Bomb smuggled into cargo hold may have brought down Russian plane: report
Posted November 6, 2015 6:22 am.
Last Updated November 6, 2015 6:56 am.
This article is more than 5 years old.
British intelligence officials have reportedly uncovered evidence that suggests the Russian jet that crashed in Egypt on Saturday was brought down by a bomb smuggled into the cargo hold.
SkyNews reports intelligence acquired by the UK government’s Joint Terrorism Analysis Centre points to someone with access to the aircraft’s baggage compartment. That person may have inserted an explosive device inside or on top of the luggage just before the Metrojet plane took off in the Egypt resort area of Sharm el-Sheikh.
On Thursday, British Prime Minister David Cameron said “intelligence and information” indicated a bomb was the probable reason the Metrojet Airbus A321-200 crashed in the desert, killing all 224 people on board.
“We don’t know for certain that it was a terrorist bomb – (but it’s a) strong possibility,” Cameron said on Thursday.
Russian and Egyptian officials are dismissing suggestions a bomb caused the crash, insisting the investigation into the crash must run its course before any conclusion is reached.
Aviation expert Chris Barratt, the managing director of Avsec Global Ltd. in the UK, told the BBC that not everything going onto a plane can be screened.
“There is no such thing as 100 per cent security, and so we have to minimize the risk as much as we can. And clearly in this case, if the government are current in their analysis, then that has failed.”
In fact, British tourist Dale Parkynm who was vacationing in the area a few months ago, told SkyNews he paid an airport worker $40 to skip the security line.
“He put the case on the conveyor belt and the girl checked us in, and at no point did my luggage go through any scanner,” he said.
The Metrojet plane crashed 23 minutes after taking off from the Red Sea resort of Sharm el-Sheikh for St.
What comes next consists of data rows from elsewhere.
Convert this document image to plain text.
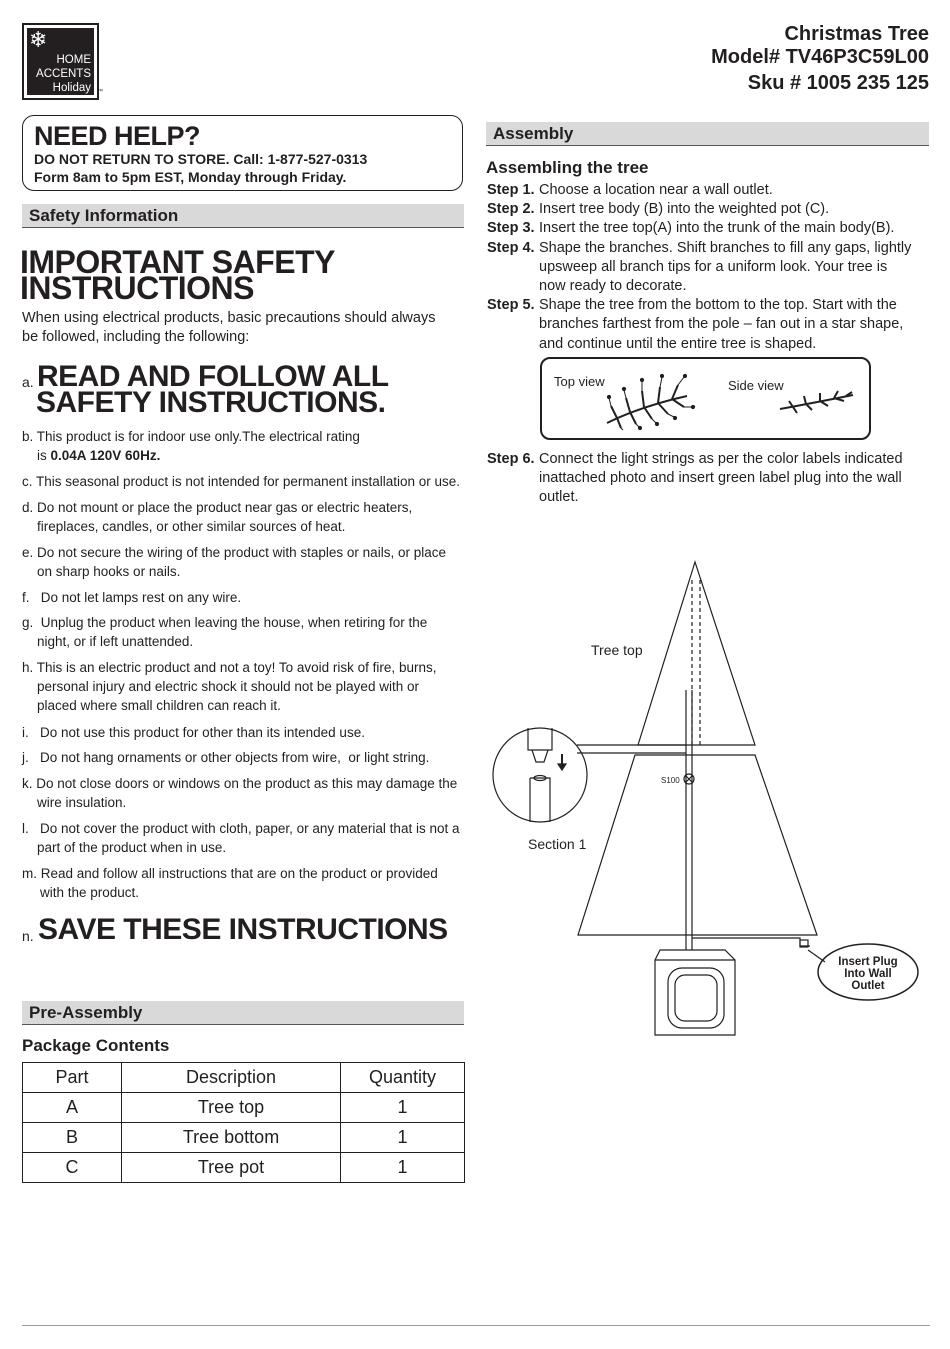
❄
HOME
ACCENTS
Holiday ™
Christmas Tree
Model# TV46P3C59L00
Sku # 1005 235 125
NEED HELP?
DO NOT RETURN TO STORE. Call: 1-877-527-0313
Form 8am to 5pm EST, Monday through Friday.
Safety Information
IMPORTANT SAFETY
INSTRUCTIONS
When using electrical products, basic precautions should always
be followed, including the following:
a. READ AND FOLLOW ALL
SAFETY INSTRUCTIONS.
b. This product is for indoor use only.The electrical rating
is 0.04A 120V 60Hz.
c. This seasonal product is not intended for permanent installation or use.
d. Do not mount or place the product near gas or electric heaters,
fireplaces, candles, or other similar sources of heat.
e. Do not secure the wiring of the product with staples or nails, or place
on sharp hooks or nails.
f.   Do not let lamps rest on any wire.
g.  Unplug the product when leaving the house, when retiring for the
night, or if left unattended.
h. This is an electric product and not a toy! To avoid risk of fire, burns,
personal injury and electric shock it should not be played with or
placed where small children can reach it.
i.   Do not use this product for other than its intended use.
j.   Do not hang ornaments or other objects from wire,  or light string.
k. Do not close doors or windows on the product as this may damage the
wire insulation.
l.   Do not cover the product with cloth, paper, or any material that is not a
part of the product when in use.
m. Read and follow all instructions that are on the product or provided
with the product.
n. SAVE THESE INSTRUCTIONS
Pre-Assembly
Package Contents
Part	Description	Quantity
A	Tree top	1
B	Tree bottom	1
C	Tree pot	1
Assembly
Assembling the tree
Step 1. Choose a location near a wall outlet.
Step 2. Insert tree body (B) into the weighted pot (C).
Step 3. Insert the tree top(A) into the trunk of the main body(B).
Step 4. Shape the branches. Shift branches to fill any gaps, lightly
upsweep all branch tips for a uniform look. Your tree is
now ready to decorate.
Step 5. Shape the tree from the bottom to the top. Start with the
branches farthest from the pole – fan out in a star shape,
and continue until the entire tree is shaped.
Top view	Side view
Step 6. Connect the light strings as per the color labels indicated
inattached photo and insert green label plug into the wall
outlet.
Tree top
Section 1
S100
Insert Plug
Into Wall
Outlet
Petersburg with mostly Russians aboard.
On Friday, British airline easyJet says its plans to fly hundreds of stranded Britons back from the resort have been disrupted by Egyptian authorities.
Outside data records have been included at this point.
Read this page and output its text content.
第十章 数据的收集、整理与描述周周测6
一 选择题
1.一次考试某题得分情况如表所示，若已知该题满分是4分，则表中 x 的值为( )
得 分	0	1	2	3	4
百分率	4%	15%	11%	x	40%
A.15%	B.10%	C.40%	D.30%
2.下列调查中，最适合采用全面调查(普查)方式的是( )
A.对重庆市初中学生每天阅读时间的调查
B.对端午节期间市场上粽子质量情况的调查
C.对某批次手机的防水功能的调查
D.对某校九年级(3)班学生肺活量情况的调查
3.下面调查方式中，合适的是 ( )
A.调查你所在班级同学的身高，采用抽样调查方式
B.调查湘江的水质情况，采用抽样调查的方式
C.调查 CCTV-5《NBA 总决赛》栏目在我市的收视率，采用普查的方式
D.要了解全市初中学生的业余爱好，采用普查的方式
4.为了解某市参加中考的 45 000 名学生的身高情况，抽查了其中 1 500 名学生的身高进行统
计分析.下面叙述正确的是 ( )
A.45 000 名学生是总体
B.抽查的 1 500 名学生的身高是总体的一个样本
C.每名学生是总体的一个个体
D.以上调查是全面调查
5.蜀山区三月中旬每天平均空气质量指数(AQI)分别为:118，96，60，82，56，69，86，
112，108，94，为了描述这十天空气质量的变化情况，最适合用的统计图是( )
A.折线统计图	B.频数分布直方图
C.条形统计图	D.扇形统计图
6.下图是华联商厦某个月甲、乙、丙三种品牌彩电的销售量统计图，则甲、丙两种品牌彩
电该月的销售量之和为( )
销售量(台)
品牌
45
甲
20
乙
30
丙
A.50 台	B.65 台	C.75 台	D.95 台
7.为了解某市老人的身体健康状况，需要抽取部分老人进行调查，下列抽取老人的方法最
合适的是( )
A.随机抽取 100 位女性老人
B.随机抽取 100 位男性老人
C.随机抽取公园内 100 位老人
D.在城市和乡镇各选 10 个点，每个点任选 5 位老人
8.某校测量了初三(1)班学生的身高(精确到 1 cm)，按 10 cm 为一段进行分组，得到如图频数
The budget carrier had been due to operate 10 flights from the resort on Friday, but said eight would not be able to operate because Egypt had suspended British flights from flying into the airport.
Monarch and British Airways said they still planned to operate flights back from Sinai on Friday.
The U.K. grounded all flights to and from Egypt’s Sinai Peninsula on Wednesday, saying there was a “significant possibility” the Russian airliner was downed by a bomb.